EmotionHallucer: Evaluating Emotion Hallucinations in Multimodal Large Language Models

Published 16 May 2025 in cs.CV and cs.CL | (2505.11405v1)

Abstract: Emotion understanding is a critical yet challenging task. Recent advances in Multimodal LLMs (MLLMs) have significantly enhanced their capabilities in this area. However, MLLMs often suffer from hallucinations, generating irrelevant or nonsensical content. To the best of our knowledge, despite the importance of this issue, there has been no dedicated effort to evaluate emotion-related hallucinations in MLLMs. In this work, we introduce EmotionHallucer, the first benchmark for detecting and analyzing emotion hallucinations in MLLMs. Unlike humans, whose emotion understanding stems from the interplay of biology and social learning, MLLMs rely solely on data-driven learning and lack innate emotional instincts. Fortunately, emotion psychology provides a solid foundation of knowledge about human emotions. Building on this, we assess emotion hallucinations from two dimensions: emotion psychology knowledge and real-world multimodal perception. To support robust evaluation, we utilize an adversarial binary question-answer (QA) framework, which employs carefully crafted basic and hallucinated pairs to assess the emotion hallucination tendencies of MLLMs. By evaluating 38 LLMs and MLLMs on EmotionHallucer, we reveal that: i) most current models exhibit substantial issues with emotion hallucinations; ii) closed-source models outperform open-source ones in detecting emotion hallucinations, and reasoning capability provides additional advantages; iii) existing models perform better in emotion psychology knowledge than in multimodal emotion perception. As a byproduct, these findings inspire us to propose the PEP-MEK framework, which yields an average improvement of 9.90% in emotion hallucination detection across selected models. Resources will be available at https://github.com/xxtars/EmotionHallucer.

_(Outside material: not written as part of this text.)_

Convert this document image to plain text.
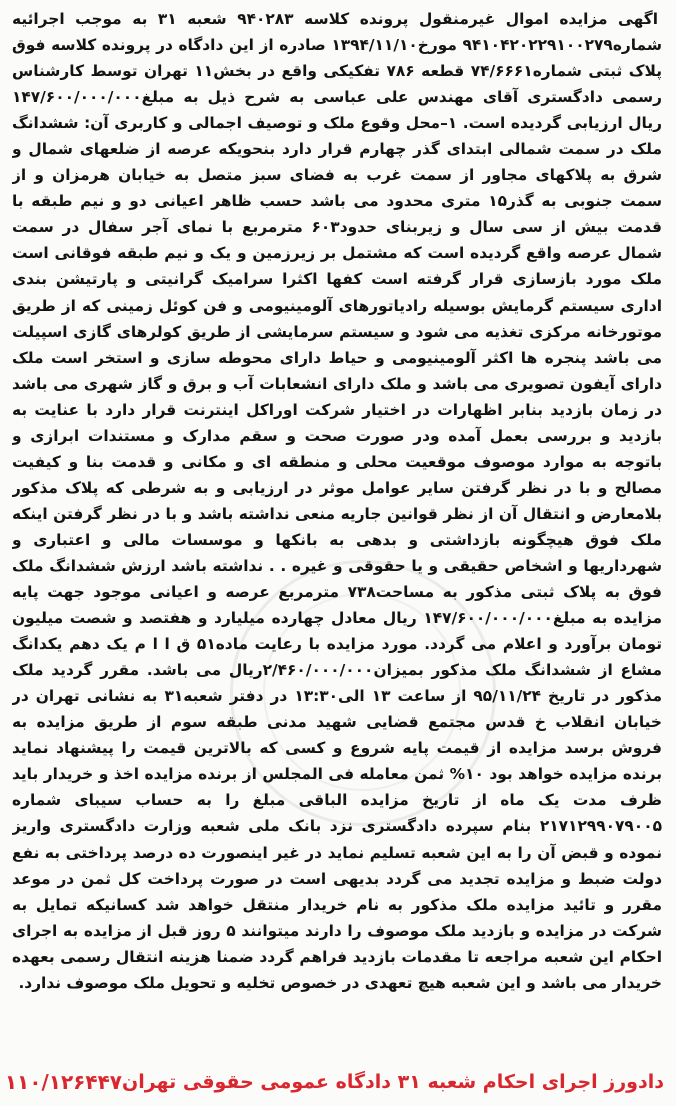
اگهی مزایده اموال غیرمنقول پرونده کلاسه ۹۴۰۲۸۳ شعبه ۳۱ به موجب اجرائیه شماره۹۴۱۰۴۲۰۲۲۹۱۰۰۲۷۹ مورخ۱۳۹۴/۱۱/۱۰ صادره از این دادگاه در پرونده کلاسه فوق پلاک ثبتی شماره۷۴/۶۶۶۱ قطعه ۷۸۶ تفکیکی واقع در بخش۱۱ تهران توسط کارشناس رسمی دادگستری آقای مهندس علی عباسی به شرح ذیل به مبلغ۱۴۷/۶۰۰/۰۰۰/۰۰۰ ریال ارزیابی گردیده است. ۱–محل وقوع ملک و توصیف اجمالی و کاربری آن: ششدانگ ملک در سمت شمالی ابتدای گذر چهارم قرار دارد بنحویکه عرصه از ضلعهای شمال و شرق به پلاکهای مجاور از سمت غرب به فضای سبز متصل به خیابان هرمزان و از سمت جنوبی به گذر۱۵ متری محدود می باشد حسب ظاهر اعیانی دو و نیم طبقه با قدمت بیش از سی سال و زیربنای حدود۶۰۳ مترمربع با نمای آجر سفال در سمت شمال عرصه واقع گردیده است که مشتمل بر زیرزمین و یک و نیم طبقه فوقانی است ملک مورد بازسازی قرار گرفته است کفها اکثرا سرامیک گرانیتی و پارتیشن بندی اداری سیستم گرمایش بوسیله رادیاتورهای آلومینیومی و فن کوئل زمینی که از طریق موتورخانه مرکزی تغذیه می شود و سیستم سرمایشی از طریق کولرهای گازی اسپیلت می باشد پنجره ها اکثر آلومینیومی و حیاط دارای محوطه سازی و استخر است ملک دارای آیفون تصویری می باشد و ملک دارای انشعابات آب و برق و گاز شهری می باشد در زمان بازدید بنابر اظهارات در اختیار شرکت اوراکل اینترنت قرار دارد با عنایت به بازدید و بررسی بعمل آمده ودر صورت صحت و سقم مدارک و مستندات ابرازی و باتوجه به موارد موصوف موقعیت محلی و منطقه ای و مکانی و قدمت بنا و کیفیت مصالح و با در نظر گرفتن سایر عوامل موثر در ارزیابی و به شرطی که پلاک مذکور بلامعارض و انتقال آن از نظر قوانین جاریه منعی نداشته باشد و با در نظر گرفتن اینکه ملک فوق هیچگونه بازداشتی و بدهی به بانکها و موسسات مالی و اعتباری و شهرداریها و اشخاص حقیقی و یا حقوقی و غیره . . نداشته باشد ارزش ششدانگ ملک فوق به پلاک ثبتی مذکور به مساحت۷۳۸ مترمربع عرصه و اعیانی موجود جهت پایه مزایده به مبلغ۱۴۷/۶۰۰/۰۰۰/۰۰۰ ریال معادل چهارده میلیارد و هفتصد و شصت میلیون تومان برآورد و اعلام می گردد. مورد مزایده با رعایت ماده۵۱ ق ا ا م یک دهم یکدانگ مشاع از ششدانگ ملک مذکور بمیزان۲/۴۶۰/۰۰۰/۰۰۰ریال می باشد. مقرر گردید ملک مذکور در تاریخ ۹۵/۱۱/۲۴ از ساعت ۱۳ الی۱۳:۳۰ در دفتر شعبه۳۱ به نشانی تهران در خیابان انقلاب خ قدس مجتمع قضایی شهید مدنی طبقه سوم از طریق مزایده به فروش برسد مزایده از قیمت پایه شروع و کسی که بالاترین قیمت را پیشنهاد نماید برنده مزایده خواهد بود ۱۰% ثمن معامله فی المجلس از برنده مزایده اخذ و خریدار باید ظرف مدت یک ماه از تاریخ مزایده الباقی مبلغ را به حساب سیبای شماره ۲۱۷۱۲۹۹۰۷۹۰۰۵ بنام سپرده دادگستری نزد بانک ملی شعبه وزارت دادگستری واریز نموده و قبض آن را به این شعبه تسلیم نماید در غیر اینصورت ده درصد پرداختی به نفع دولت ضبط و مزایده تجدید می گردد بدیهی است در صورت پرداخت کل ثمن در موعد مقرر و تائید مزایده ملک مذکور به نام خریدار منتقل خواهد شد کسانیکه تمایل به شرکت در مزایده و بازدید ملک موصوف را دارند میتوانند ۵ روز قبل از مزایده به اجرای احکام این شعبه مراجعه تا مقدمات بازدید فراهم گردد ضمنا هزینه انتقال رسمی بعهده خریدار می باشد و این شعبه هیچ تعهدی در خصوص تخلیه و تحویل ملک موصوف ندارد.

دادورز اجرای احکام شعبه ۳۱ دادگاه عمومی حقوقی تهران
۱۱۰/۱۲۶۴۴۷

Abstract PDF Upgrade to Chat

Summary

Evaluating Emotion Hallucinations in Multimodal Large Language Models

The paper titled "E: Evaluating Emotion Hallucinations in Multimodal Large Language Models" introduces a significant contribution to the study of generative Artificial Intelligence regarding its reliability in emotion perception tasks. Drawing attention to the phenomenon of "hallucinations," where models generate implausible or incoherent content contrary to expected outputs, the research seeks to evaluate and categorize these hallucinations specifically within the domain of emotion understanding. As an area of significant theoretical and practical importance, understanding how Multimodal Large Language Models (MLLMs) interpret emotion is increasingly critical for AI application development across numerous fields.

Despite the observed capabilities of MLLMs in integrating multimodal inputs and producing coherent outputs, the paper outlines their propensity for hallucination, particularly in emotion-related contexts. The authors address these concerns by introducing EmotionHallucer, the first benchmark designed explicitly to evaluate emotion hallucinations. Through this benchmark, the research probes into two primary aspects: hallucinations related to emotion psychology knowledge and those within real-world multimodal emotion understanding.

The framework proposed—and examined through the evaluation of 38 models—reveals troubling inadequacies in contemporary models. It finds that most current models suffer significantly from hallucination issues. Additionally, it notes that closed-source models tend to outperform open-source ones, and employing reasoning capabilities provides a tangible further advantage for these models. Conversely, existing models generally demonstrate stronger performance in processing emotion psychology knowledge compared to multimodal emotion perception tasks.

In a pragmatic bid to address the identified shortcomings, the paper introduces the PEP-MEK framework (Predict-Explain-Predict with Modality and Emotion Knowledge), a plug-and-play modification shown to enhance hallucination detection by an average of 9.90% across selected models. This method enriches modality-specific and emotional knowledge integration, offering promising implications for more accurate emotion hallucination detection through structured understanding and layered reasoning.

The implications of this research are noteworthy for both theoretical advancements in AI as well as practical applications in all fields where human emotion understanding is pertinent. Models capable of reliably interpreting emotional expressions can revolutionize domains such as mental health diagnosis systems, user-centric service applications, and emotion-sensitive AI communication interfaces. Furthermore, understanding the mechanics and missteps of current systems offers vital insights for future developments in AI, stressing the need for emotionally intelligent and culturally calibrated models.

In conclusion, this paper foregrounds the urgency of refining MLLMs to mitigate hallucinations in emotion recognition tasks. Moving forward, developing robust evaluation metrics and frameworks for improving MLLM emotional reasoning could yield AI models capable of nuanced interpretations of human emotion, aiding in their incorporation into complex human-centered systems and applications.